Nigeria and China had, four years ago, signed a $500 million loan pact for the construction of the four new international airport terminals in Abuja and three states.
The other three locations for new the terminals are Lagos, Port Harcourt and Kano. Chinese construction giant, China Civil Engineering Construction Corporation (CCECC), which is handling the contracts, assured it would deliver the four new terminals in March 2015.
The project was expected to have been completed a year ago, but Nigeria’s default in paying her own counterpart funding had helped to delay the project. The loans reflect the deepening economic ties between oil-rich Nigeria and China, which already is involved in building major road and railway projects in the country.
However, similar deals with China have fallen apart amid corruption allegations, problems that persist today and could potentially put this new deal at risk as well.
Minister of State for Aviation, Hadi Sirika, at a recent stakeholders’ forum where he unveiled the vision of the President Muhammadu Buhari-led Federal Government to transform the aviation sector, stirred the hornet’s nest about the planned concessioning of the four airports that are regarded as the viable airports in the country out of 22 airports that are managed by government.
Sirika explained that the four airports would serve as the pilot phase of the airport concessioning stage while the remaining 18 airports would follow suit in the nearest future.

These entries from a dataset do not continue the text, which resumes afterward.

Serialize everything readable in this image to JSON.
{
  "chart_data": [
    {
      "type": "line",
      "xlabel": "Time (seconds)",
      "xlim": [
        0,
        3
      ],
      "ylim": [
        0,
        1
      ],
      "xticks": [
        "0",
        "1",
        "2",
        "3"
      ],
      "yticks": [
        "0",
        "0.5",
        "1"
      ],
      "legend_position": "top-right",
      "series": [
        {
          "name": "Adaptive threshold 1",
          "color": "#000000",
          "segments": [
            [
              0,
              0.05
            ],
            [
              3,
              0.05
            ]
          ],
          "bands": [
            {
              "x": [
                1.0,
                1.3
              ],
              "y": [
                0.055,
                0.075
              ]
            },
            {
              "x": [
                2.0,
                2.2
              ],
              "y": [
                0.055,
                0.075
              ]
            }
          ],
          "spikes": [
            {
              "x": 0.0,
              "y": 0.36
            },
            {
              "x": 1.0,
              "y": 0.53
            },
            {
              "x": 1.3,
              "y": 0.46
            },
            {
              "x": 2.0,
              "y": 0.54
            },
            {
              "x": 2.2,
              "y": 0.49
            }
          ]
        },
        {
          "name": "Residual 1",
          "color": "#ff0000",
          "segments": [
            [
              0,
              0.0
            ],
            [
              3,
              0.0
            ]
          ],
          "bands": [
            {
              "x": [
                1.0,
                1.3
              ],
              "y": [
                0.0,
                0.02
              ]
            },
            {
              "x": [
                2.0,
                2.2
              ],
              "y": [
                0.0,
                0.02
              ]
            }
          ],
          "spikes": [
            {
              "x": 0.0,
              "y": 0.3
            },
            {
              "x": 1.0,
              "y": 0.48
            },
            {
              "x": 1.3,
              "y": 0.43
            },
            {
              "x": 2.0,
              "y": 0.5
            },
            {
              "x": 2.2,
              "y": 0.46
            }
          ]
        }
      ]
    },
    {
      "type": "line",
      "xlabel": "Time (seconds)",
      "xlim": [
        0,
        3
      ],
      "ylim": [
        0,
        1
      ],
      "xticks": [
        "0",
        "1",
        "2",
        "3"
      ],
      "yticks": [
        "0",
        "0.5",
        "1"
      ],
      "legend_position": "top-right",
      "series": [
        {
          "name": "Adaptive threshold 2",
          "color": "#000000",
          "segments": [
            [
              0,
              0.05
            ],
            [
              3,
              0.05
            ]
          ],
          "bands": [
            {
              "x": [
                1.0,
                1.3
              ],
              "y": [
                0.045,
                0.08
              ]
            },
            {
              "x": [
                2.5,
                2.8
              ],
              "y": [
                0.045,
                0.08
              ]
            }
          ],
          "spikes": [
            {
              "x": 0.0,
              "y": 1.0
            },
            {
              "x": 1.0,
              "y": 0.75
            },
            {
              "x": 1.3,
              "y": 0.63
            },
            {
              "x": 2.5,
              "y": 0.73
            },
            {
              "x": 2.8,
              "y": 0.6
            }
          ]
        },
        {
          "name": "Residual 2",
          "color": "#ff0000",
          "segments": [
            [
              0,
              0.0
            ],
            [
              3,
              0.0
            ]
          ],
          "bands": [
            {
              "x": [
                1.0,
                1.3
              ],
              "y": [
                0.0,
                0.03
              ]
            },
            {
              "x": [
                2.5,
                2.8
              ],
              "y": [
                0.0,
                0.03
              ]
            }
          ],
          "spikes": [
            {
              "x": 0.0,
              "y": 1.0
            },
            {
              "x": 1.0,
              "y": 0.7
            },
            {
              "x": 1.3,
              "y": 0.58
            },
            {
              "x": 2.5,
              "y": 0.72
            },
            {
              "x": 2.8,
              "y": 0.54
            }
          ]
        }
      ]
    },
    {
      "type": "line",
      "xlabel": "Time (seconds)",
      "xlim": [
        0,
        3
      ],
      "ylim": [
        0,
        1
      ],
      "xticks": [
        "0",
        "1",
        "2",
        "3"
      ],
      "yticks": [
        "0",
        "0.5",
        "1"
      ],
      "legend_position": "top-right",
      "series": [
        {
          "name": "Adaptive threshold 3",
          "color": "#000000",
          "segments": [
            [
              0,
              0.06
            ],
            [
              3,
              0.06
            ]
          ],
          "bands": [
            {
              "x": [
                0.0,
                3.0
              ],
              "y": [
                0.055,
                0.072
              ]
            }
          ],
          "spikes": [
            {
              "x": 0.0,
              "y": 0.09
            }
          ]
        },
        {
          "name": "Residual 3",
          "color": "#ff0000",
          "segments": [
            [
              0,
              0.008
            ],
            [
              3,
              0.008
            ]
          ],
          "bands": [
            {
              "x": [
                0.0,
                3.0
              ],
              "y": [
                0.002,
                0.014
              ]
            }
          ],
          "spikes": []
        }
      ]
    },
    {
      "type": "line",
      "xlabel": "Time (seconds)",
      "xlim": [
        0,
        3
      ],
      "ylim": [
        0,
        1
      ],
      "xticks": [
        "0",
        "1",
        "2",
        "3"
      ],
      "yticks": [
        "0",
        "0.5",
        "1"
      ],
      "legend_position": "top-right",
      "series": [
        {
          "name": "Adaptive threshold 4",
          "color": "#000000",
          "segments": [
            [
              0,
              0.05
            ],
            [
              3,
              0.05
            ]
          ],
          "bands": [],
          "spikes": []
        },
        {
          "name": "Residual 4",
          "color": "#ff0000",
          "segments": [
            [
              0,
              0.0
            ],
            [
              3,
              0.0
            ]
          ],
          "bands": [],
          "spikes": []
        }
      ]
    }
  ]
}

According to him, the concessioning is a deliberate policy towards bridging infrastructural deficit in the nation’s airports.
The minister, who gave a graphic picture of the extent of damage of Abuja Airport runway, showing cracks and ditches, assured that the infrastructural challenges in the nation’s aerodromes would be a thing of the past.
While some experts and stakeholders hailed the move as a bold step towards saving cost by government in the face of the current financial quagmire, others doubt the workability of the plan, arguing that Nigerian airports are not ripe for concessioning.